March 15, 2026

What is a Letter of Intent (LOI)?

A letter of intent (LOI) is a preliminary document that outlines the basic terms of a proposed real estate transaction before a formal purchase agreement is drafted. It expresses the buyer's serious interest in acquiring a property and establishes the framework for negotiation. An LOI is typically non-binding, meaning neither party is legally obligated to complete the transaction based on the LOI alone. It's a negotiation tool, not a contract.

LOIs are most common in commercial real estate and larger investment transactions, but they're increasingly used in residential investment deals, especially when the buyer wants to establish terms before engaging attorneys to draft a full contract. In the wholesale world, LOIs are less common because most deals use standardized purchase contracts (like the TREC 1-4 in Texas), but understanding them is valuable for larger deals and commercial opportunities.

What an LOI includes

  • Property identification: Address, legal description, and any relevant parcel numbers.
  • Proposed purchase price: The buyer's offer amount.
  • Earnest money amount: How much the buyer will deposit upon execution of the formal contract.
  • Due diligence period: How long the buyer needs for inspections and investigation.
  • Closing timeline: Proposed closing date.
  • Contingencies: Financing, inspection, title, or other conditions.
  • Exclusivity period: A request that the seller not negotiate with other buyers for a specified period (may be binding).
  • Expiration date: When the LOI expires if not accepted.

Binding vs non-binding

Most LOIs are explicitly non-binding with respect to the obligation to buy or sell. However, certain provisions within an LOI may be binding even when the rest is not. Common binding provisions include confidentiality (both parties agree not to disclose terms), exclusivity (seller agrees not to shop the deal during negotiations), and the obligation to negotiate in good faith.

The distinction matters legally. If an LOI doesn't clearly state it's non-binding, a court might interpret it as an enforceable contract.
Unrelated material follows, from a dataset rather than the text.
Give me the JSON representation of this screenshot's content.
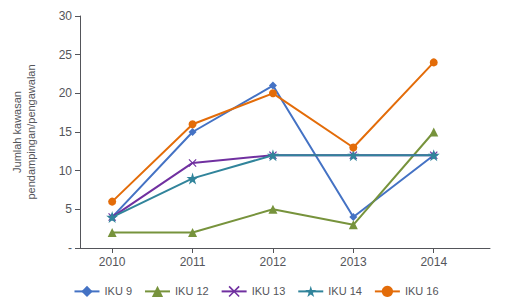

Always include clear language stating whether the LOI is binding or non-binding, and which specific provisions (if any) are intended to be binding.

LOI vs purchase agreement

FactorLOIPurchase Agreement
Binding?Usually noYes
Detail levelSummary termsFull legal contract
Legal review needed?RecommendedRequired
Earnest money?Discussed, not depositedDeposited at execution
PurposeEstablish negotiation frameworkLegally bind both parties

When to use an LOI

LOIs are most useful when the deal is complex enough that drafting a full purchase agreement before agreeing on basic terms would waste time and legal fees. If you're not sure the seller will accept your price, an LOI lets you test the waters before investing in contract preparation. They're standard practice in commercial deals, portfolio acquisitions, and transactions involving attorneys on both sides.

For most single-property residential wholesale deals, going straight to a purchase agreement is more common and efficient. The standard TREC contract in Texas, for example, is a well-established document that both parties can execute quickly without needing a preliminary LOI.